Relatives of tainted syrup victims decry ruling in Spain
Relatives of the 224 people killed by tainted glycerin shipped from Spain and used in preparing medicine here condemned Tuesday's decision by a Madrid court to shut off further legal claims against the exporter.
Spain's top criminal court upheld a lower court decision to discontinue a probe into the 2006 deaths which occurred after Barcelona-based Rasfer imported 2,300 gallons (9,000 liters) of glycerin from China, and then sent it on to Panama where it was used to make sugar-free syrup expectorant for hypertension and diabetes.
The syrup was contaminated with diethylene glycol, an industrial product not designed for human consumption.
"This legal decision, which offends the dignity of the Panamanian people, is both irresponsible and absurd," Gabriel Pascual, the chairman of the victims' committee, told AFP.

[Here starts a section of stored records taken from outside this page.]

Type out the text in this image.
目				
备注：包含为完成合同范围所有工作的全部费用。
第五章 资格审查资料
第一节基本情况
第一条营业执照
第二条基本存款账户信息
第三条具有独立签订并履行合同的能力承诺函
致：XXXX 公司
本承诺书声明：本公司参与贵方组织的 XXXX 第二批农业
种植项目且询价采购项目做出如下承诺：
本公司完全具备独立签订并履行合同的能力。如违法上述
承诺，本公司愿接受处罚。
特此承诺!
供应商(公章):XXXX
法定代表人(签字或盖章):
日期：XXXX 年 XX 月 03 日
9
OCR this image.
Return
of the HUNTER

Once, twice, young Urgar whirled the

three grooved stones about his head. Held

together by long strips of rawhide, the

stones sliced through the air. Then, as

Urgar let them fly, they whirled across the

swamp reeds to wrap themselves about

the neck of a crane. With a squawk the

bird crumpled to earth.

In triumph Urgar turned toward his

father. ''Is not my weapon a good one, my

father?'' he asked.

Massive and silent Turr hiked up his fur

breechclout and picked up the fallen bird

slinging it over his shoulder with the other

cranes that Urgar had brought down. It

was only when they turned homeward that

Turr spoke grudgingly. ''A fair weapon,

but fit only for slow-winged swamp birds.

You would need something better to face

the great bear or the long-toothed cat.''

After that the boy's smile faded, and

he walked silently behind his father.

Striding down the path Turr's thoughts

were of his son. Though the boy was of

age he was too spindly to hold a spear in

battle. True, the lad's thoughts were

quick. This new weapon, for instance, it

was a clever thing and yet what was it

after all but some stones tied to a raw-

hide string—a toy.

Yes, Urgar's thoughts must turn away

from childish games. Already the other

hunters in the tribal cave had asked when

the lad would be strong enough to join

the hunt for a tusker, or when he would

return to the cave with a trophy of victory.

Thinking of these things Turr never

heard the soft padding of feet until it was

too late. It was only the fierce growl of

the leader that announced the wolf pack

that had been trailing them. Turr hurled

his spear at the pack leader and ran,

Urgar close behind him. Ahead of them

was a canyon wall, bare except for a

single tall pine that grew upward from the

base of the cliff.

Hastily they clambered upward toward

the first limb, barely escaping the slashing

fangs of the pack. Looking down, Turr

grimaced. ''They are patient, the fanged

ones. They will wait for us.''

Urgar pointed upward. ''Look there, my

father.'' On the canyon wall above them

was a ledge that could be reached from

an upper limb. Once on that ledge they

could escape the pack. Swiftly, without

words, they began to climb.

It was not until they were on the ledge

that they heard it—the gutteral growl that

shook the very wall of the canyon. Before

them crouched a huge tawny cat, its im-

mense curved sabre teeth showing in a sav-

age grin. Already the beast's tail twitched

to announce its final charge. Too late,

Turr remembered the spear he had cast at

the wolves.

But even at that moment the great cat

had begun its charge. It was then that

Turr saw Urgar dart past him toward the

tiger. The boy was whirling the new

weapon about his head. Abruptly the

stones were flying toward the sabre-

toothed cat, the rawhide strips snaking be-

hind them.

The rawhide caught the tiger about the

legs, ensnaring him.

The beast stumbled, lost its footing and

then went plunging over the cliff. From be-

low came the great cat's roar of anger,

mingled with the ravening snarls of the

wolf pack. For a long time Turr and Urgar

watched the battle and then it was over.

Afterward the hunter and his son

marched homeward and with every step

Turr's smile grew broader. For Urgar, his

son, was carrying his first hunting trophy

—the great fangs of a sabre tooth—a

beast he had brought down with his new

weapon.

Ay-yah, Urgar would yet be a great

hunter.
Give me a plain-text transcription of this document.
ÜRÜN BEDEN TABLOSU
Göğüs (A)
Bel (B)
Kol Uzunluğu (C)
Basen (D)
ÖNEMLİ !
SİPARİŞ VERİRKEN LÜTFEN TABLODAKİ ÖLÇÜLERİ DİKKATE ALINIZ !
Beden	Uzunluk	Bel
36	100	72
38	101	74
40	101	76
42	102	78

A Spanish court ruled in April that there was no criminal intent on behalf of Rasfer, which it said was only an intermediary and not required to carry out tests on the product, which was supplied to it by China's CNSC Fortune Way Company.
"We are very disappointed, very frustrated and powerless," said Mitzila Donado, who lost her father in the disaster.
"It's bad enough that they can come over here and poison a whole country and nothing happens to them," she added.
According to Pascual, more than 10,000 people have been contaminated, even though the Panamanian authorities recognize only 224 dead.